We develop an objective method to detect the typhoons with concentric eyewall (CE) structure using the passive microwave satellite SSM/I and TMI imageries. Fourteen years of data with 91 CE typhoons from 1997 to 2010 are studied. Exclude the typhoons with centers within 200 km from the land, we identify three types of CE structure change: the typical eye replacement cycle (ERC: 53%), the concentric eyewall maintained (CEM: 23.5%) and no typical replacement cycle (NRC: 23.5%). The ERC type is the cases with dissipation of inner core within 20 hr after the CE structure formation.
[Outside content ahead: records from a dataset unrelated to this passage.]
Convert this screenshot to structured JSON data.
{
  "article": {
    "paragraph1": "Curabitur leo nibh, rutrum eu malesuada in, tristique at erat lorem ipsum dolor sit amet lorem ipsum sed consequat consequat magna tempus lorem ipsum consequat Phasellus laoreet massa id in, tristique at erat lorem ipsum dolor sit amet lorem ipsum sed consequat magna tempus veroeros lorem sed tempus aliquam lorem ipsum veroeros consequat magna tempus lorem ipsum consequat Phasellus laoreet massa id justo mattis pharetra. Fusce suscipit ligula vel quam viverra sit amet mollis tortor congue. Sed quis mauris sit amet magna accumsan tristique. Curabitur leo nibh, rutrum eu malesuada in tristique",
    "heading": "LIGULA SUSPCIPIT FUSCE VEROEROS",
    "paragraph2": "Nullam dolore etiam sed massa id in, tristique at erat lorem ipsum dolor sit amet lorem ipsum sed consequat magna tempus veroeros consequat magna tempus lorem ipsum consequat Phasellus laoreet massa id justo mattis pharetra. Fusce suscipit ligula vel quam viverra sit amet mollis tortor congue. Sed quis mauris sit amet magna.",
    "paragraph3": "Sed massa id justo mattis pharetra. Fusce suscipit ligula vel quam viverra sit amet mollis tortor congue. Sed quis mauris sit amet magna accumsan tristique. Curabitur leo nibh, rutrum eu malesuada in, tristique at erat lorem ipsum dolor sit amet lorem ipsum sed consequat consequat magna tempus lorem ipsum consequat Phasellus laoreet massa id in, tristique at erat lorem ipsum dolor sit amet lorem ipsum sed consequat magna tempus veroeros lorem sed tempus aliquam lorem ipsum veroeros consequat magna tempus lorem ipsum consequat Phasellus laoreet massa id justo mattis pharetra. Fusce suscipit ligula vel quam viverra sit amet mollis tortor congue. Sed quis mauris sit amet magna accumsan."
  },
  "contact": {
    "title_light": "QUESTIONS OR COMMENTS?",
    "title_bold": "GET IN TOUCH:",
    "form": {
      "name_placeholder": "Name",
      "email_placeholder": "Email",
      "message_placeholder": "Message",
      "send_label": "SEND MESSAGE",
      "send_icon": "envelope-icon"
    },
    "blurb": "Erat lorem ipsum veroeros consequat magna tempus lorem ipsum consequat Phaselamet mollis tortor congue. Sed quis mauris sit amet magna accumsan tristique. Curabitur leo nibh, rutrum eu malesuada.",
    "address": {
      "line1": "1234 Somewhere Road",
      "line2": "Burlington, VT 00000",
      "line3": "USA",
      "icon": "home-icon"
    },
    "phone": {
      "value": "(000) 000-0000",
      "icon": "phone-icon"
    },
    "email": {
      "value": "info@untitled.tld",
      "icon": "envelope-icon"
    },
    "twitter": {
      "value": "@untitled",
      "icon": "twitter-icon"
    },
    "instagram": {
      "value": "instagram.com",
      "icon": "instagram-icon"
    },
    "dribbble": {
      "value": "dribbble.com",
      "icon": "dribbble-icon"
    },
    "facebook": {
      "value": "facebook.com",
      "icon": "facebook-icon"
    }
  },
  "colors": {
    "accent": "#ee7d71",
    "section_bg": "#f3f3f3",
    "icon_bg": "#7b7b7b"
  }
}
The CEM type is cases with the CE structure maintained for more than 20 hr (mean duration time is 31 hr for CEM typhoons). The NRC type is cases with only the dissipation of the outer eyewall. The intensity decline of NRC cases is usually faster than that of ERC cases after the CE formation. The CEM cases are with stronger intensity than that of ERC and NRC cases before and after the CE formation. The intensity of CEM cases is increasing continuously 18 hr after the CE structure formation and followed by a gradual intensity decrease. This intensity decrease of CEM is slower than that of ERC and NRC cases. It is found that most of the NRC cases occur in the higher latitude, in a relatively low sea surface temperature (approximately 27°C) and in a large vertical shear environment (7.5 ms-1 shear between 850 hPa and 200 hPa levels). The NRC cases on the average are with a larger northward translation speed of approximately 4.5 ms-1, which is much faster than that of CEM and ERC types (both approximately 2.6 ms-1). The CEM cases are often with a greater averaged intensity (63 ms-1) and a larger averaged moat size (56 km) than that of ERC and NRC cases (both have an averaged intensity and moat size of 57 ms-1 and 44 km respectively). In addition, the CEM cases are in a relative low vertical shear (5 ms-1 shear) and a relative high SST (approximately 29°C) environment. In all the CE cases, 50% variance of the moat size is explained by the filamentation dynamics. In particular, large moat width of CE typhoons usually are with small core size or large intensity.